In typical American fashion, entrepreneurial sorts bottled this ‘rock-oil’ and sold it along with snake-oil as a patent medicine. But the revolution was triggered when the Pennsylvania Rock Oil Company sent a sample to Yale University for analysis.

Professer Silliman’s historic report of 1855 showed that rock oil could be easily refined into useful products. Lubricating oil, gas and especially paraffin for lamps could be made cheaply and with little waste given a good supply of this greasy Pennsylvanian slime.

The man credited in popular history with ‘discovering’ oil is Edwin Drake. In 1859 he drilled the first artesian well in Pennsylvania and discovered an abundance of the stuff four hundred feet down. There followed an insane scramble for oil leases.

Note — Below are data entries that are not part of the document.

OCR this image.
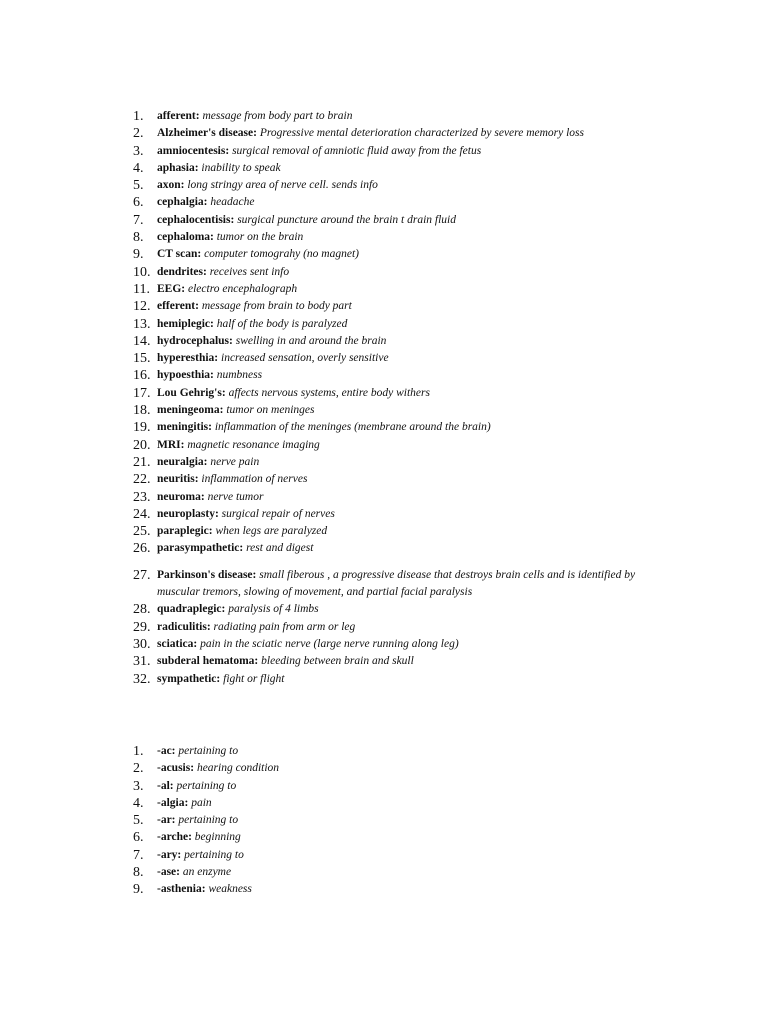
1.	afferent: message from body part to brain
2.	Alzheimer's disease: Progressive mental deterioration characterized by severe memory loss
3.	amniocentesis: surgical removal of amniotic fluid away from the fetus
4.	aphasia: inability to speak
5.	axon: long stringy area of nerve cell. sends info
6.	cephalgia: headache
7.	cephalocentisis: surgical puncture around the brain t drain fluid
8.	cephaloma: tumor on the brain
9.	CT scan: computer tomograhy (no magnet)
10. dendrites: receives sent info
11. EEG: electro encephalograph
12. efferent: message from brain to body part
13. hemiplegic: half of the body is paralyzed
14. hydrocephalus: swelling in and around the brain
15. hyperesthia: increased sensation, overly sensitive
16. hypoesthia: numbness
17. Lou Gehrig's: affects nervous systems, entire body withers
18. meningeoma: tumor on meninges
19. meningitis: inflammation of the meninges (membrane around the brain)
20. MRI: magnetic resonance imaging
21. neuralgia: nerve pain
22. neuritis: inflammation of nerves
23. neuroma: nerve tumor
24. neuroplasty: surgical repair of nerves
25. paraplegic: when legs are paralyzed
26. parasympathetic: rest and digest
27. Parkinson's disease: small fiberous , a progressive disease that destroys brain cells and is identified by muscular tremors, slowing of movement, and partial facial paralysis
28. quadraplegic: paralysis of 4 limbs
29. radiculitis: radiating pain from arm or leg
30. sciatica: pain in the sciatic nerve (large nerve running along leg)
31. subderal hematoma: bleeding between brain and skull
32. sympathetic: fight or flight
1.	-ac: pertaining to
2.	-acusis: hearing condition
3.	-al: pertaining to
4.	-algia: pain
5.	-ar: pertaining to
6.	-arche: beginning
7.	-ary: pertaining to
8.	-ase: an enzyme
9.	-asthenia: weakness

The poor farms in the new oil fields made a million dollars – a staggering amount in the 1860’s.

The industrialising world had an insatiable thirst for oil products and oil fields sprang up across the globe. In the furious competition one man and one company emerged supreme. John D Rockefeller established ‘Standard Oil’ in 1870, initially employing door-to-door salesmen. The market had been chaotic, with quality and price differing from place to place. Rockefeller and his peddlers brought harmonisation. Rockefeller’s lamp oil is credited with banishing darkness from America.

Prone to extremes of business ruthlessness on one hand and Christian philanthropy on the other, Rockefeller wound up being despised and revered in equal measure. There was no doubting his success though. He was the world’s first billionaire and was rich enough in his day to make Bill Gates look poor by comparison. At his height he held 90 per cent of the world’s refineries, 90 per cent of the world’s oil products and a third of the world’s oil wells.

This was just too much. Standard Oil was broken up in 1911 by US anti-trust laws. Its component parts have become household names – Texaco, Exxon, Esso, Mobil and others.

By the 1890s the automobile was beginning to be produced in significant numbers. However the automobile revolution is probably best dated from 1903, when the Ford Motor Company was founded and the first ‘Model A’ produced.

The Model T came along in 1908. Costing a mere $400, the ‘Tin Lizzy’ brought car ownership (just ) into the range of the common man. The average wage at the time was a little over $10 a week. With Tin Lizzies running on Standard Oil the automobile went on to change the world.

Jerrycans of petroleum bought at the chemists could not keep up with the new levels of demand. The shape of things to come first appeared, appropriately enough, in the Pennsylvanian capital of Pittsburgh where in 1913 the first service station was opened.

The Gulf Refining Company installed a pagoda-style shelter with pumps and storage tanks. They opened their doors on 1st December and sold the princely amount of 30 gallons at 27 cents each. It was clear they were on to a winner, though. Sales rose tenfold within days as word spread. Services like free tyre installation, air and water brought custom from far and wide.

In 2013 there are now more than a billion motor vehicles in the world. The technology that so transformed the last century is now a permanent part of our daily lives. The challenges of managing the use of that technology and of finding a cleaner replacement for the greasy slime are the ones that face us now.